Machine Learning for Ground State Preparation via Measurement and Feedback

TL;DR

This paper introduces a recurrent neural network approach that uses measurement and feedback to efficiently prepare ground states in quantum systems, outperforming previous methods by dynamically adjusting circuits based on real-time data.

Contribution

It presents a novel machine learning method that leverages mid-circuit measurement and feedback for ground state preparation, learning distinct protocols for different Hamiltonians.

Findings

Performance improves with more ancilla qubits used for measurement and feedback.

The algorithm consistently finds a strategy involving an intermediate state before the ground state.

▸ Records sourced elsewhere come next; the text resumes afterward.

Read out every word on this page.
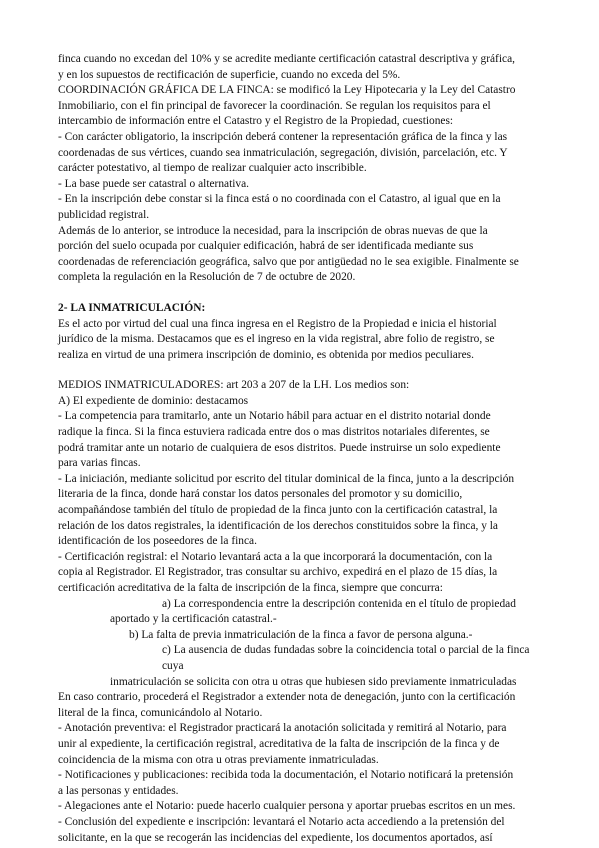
finca cuando no excedan del 10% y se acredite mediante certificación catastral descriptiva y gráfica,
y en los supuestos de rectificación de superficie, cuando no exceda del 5%.
COORDINACIÓN GRÁFICA DE LA FINCA: se modificó la Ley Hipotecaria y la Ley del Catastro
Inmobiliario, con el fin principal de favorecer la coordinación. Se regulan los requisitos para el
intercambio de información entre el Catastro y el Registro de la Propiedad, cuestiones:
- Con carácter obligatorio, la inscripción deberá contener la representación gráfica de la finca y las
coordenadas de sus vértices, cuando sea inmatriculación, segregación, división, parcelación, etc. Y
carácter potestativo, al tiempo de realizar cualquier acto inscribible.
- La base puede ser catastral o alternativa.
- En la inscripción debe constar si la finca está o no coordinada con el Catastro, al igual que en la
publicidad registral.
Además de lo anterior, se introduce la necesidad, para la inscripción de obras nuevas de que la
porción del suelo ocupada por cualquier edificación, habrá de ser identificada mediante sus
coordenadas de referenciación geográfica, salvo que por antigüedad no le sea exigible. Finalmente se
completa la regulación en la Resolución de 7 de octubre de 2020.
2- LA INMATRICULACIÓN:
Es el acto por virtud del cual una finca ingresa en el Registro de la Propiedad e inicia el historial
jurídico de la misma. Destacamos que es el ingreso en la vida registral, abre folio de registro, se
realiza en virtud de una primera inscripción de dominio, es obtenida por medios peculiares.
MEDIOS INMATRICULADORES: art 203 a 207 de la LH. Los medios son:
A) El expediente de dominio: destacamos
- La competencia para tramitarlo, ante un Notario hábil para actuar en el distrito notarial donde
radique la finca. Si la finca estuviera radicada entre dos o mas distritos notariales diferentes, se
podrá tramitar ante un notario de cualquiera de esos distritos. Puede instruirse un solo expediente
para varias fincas.
- La iniciación, mediante solicitud por escrito del titular dominical de la finca, junto a la descripción
literaria de la finca, donde hará constar los datos personales del promotor y su domicilio,
acompañándose también del título de propiedad de la finca junto con la certificación catastral, la
relación de los datos registrales, la identificación de los derechos constituidos sobre la finca, y la
identificación de los poseedores de la finca.
- Certificación registral: el Notario levantará acta a la que incorporará la documentación, con la
copia al Registrador. El Registrador, tras consultar su archivo, expedirá en el plazo de 15 días, la
certificación acreditativa de la falta de inscripción de la finca, siempre que concurra:
a) La correspondencia entre la descripción contenida en el título de propiedad
aportado y la certificación catastral.-
b) La falta de previa inmatriculación de la finca a favor de persona alguna.-
c) La ausencia de dudas fundadas sobre la coincidencia total o parcial de la finca cuya
inmatriculación se solicita con otra u otras que hubiesen sido previamente inmatriculadas
En caso contrario, procederá el Registrador a extender nota de denegación, junto con la certificación
literal de la finca, comunicándolo al Notario.
- Anotación preventiva: el Registrador practicará la anotación solicitada y remitirá al Notario, para
unir al expediente, la certificación registral, acreditativa de la falta de inscripción de la finca y de
coincidencia de la misma con otra u otras previamente inmatriculadas.
- Notificaciones y publicaciones: recibida toda la documentación, el Notario notificará la pretensión
a las personas y entidades.
- Alegaciones ante el Notario: puede hacerlo cualquier persona y aportar pruebas escritos en un mes.
- Conclusión del expediente e inscripción: levantará el Notario acta accediendo a la pretensión del
solicitante, en la que se recogerán las incidencias del expediente, los documentos aportados, así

Mid-circuit measurements significantly enhance state preparation efficiency.

Abstract

We present a recurrent neural network-based approach for ground state preparation utilizing mid-circuit measurement and feedback. Unlike previous methods that use machine learning solely as an optimizer, our approach dynamically adjusts quantum circuits based on real-time measurement outcomes and learns distinct preparation protocols for different Hamiltonians. Notably, our machine learning algorithm consistently identifies a state preparation strategy wherein all initial states are first steered toward an intermediate state before transitioning to the target ground state. We demonstrate that performance systematically improves as a larger fraction of ancilla qubits are utilized for measurement and feedback, highlighting the efficacy of mid-circuit measurements in state preparation tasks.